Questo è il problema, gigantesco e storico, dell’economia italiana. Problema che la destra dice di voler affrontare con la seguente ricetta: se abbassiamo le tasse, diminuirà anche l’evasione. Peccato che questa ipotesi si sia dimostrata fallace in molti casi nel passato: per esempio, abbassare al 15 per cento l’aliquota se si sta al di sotto di un certo reddito da lavoro autonomo porta a sottodichiarare il proprio reddito per stare dentro quei limiti e pagare meno tasse. E che essa comporti effetti fortemente iniqui, tanto più adesso, se l’area con “tassa piatta” al 15 per cento salirà a 85mila euro annui: un reddito medio-alto, sul quale un professionista affermato pagherà meno tasse di un operaio.

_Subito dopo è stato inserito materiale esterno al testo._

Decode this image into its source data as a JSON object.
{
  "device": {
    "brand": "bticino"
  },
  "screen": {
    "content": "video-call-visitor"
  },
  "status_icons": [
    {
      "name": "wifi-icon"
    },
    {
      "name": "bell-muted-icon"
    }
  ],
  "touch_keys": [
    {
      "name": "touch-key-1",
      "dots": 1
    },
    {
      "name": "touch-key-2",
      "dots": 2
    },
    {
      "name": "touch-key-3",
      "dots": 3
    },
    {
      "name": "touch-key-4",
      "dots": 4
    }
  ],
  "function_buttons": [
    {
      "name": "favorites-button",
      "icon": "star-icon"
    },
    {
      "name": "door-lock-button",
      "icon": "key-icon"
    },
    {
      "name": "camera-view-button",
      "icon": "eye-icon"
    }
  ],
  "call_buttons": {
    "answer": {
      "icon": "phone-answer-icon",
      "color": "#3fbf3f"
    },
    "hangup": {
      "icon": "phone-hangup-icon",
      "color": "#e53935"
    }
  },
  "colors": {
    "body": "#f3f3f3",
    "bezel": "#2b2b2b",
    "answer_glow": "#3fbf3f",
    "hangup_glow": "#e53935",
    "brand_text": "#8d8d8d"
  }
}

Inoltre, conta il messaggio: ogni misura di comprensione e agevolazione per chi non ha pagato le imposte è, oltre che una sanatoria per il passato, una indicazione per il futuro, incentivando ancor più comportamenti illegali. Il modello economico che si ha in mente, in tutto ciò, è quello di una nuova spinta dalla “economia non osservata”, una eventuale futura ripresa trainata dalle piccole imprese frammentate e spesso poco innovative, in molti casi senza dipendenti o con dipendenti al nero – magari provenienti dalle schiere dell’immigrazione costrette nell’illegalità dal blocco degli ingressi legali.
Il mondo del lavoro autonomo e delle piccole imprese individuali, spesso senza dipendenti, rappresenta una base sociale forte e costituente dell’identità della destra. In numeri, è importante, ma è pur sempre una minoranza nel paese. Resta il mistero del silenzio della maggioranza, e di quella parte dei 34 milioni di contribuenti che hanno votato a destra anche se non godranno dei privilegi da condoni e flat tax, anzi ne saranno danneggiati per l’aumento del debito pubblico e i prevedibili tagli alla spesa sociale.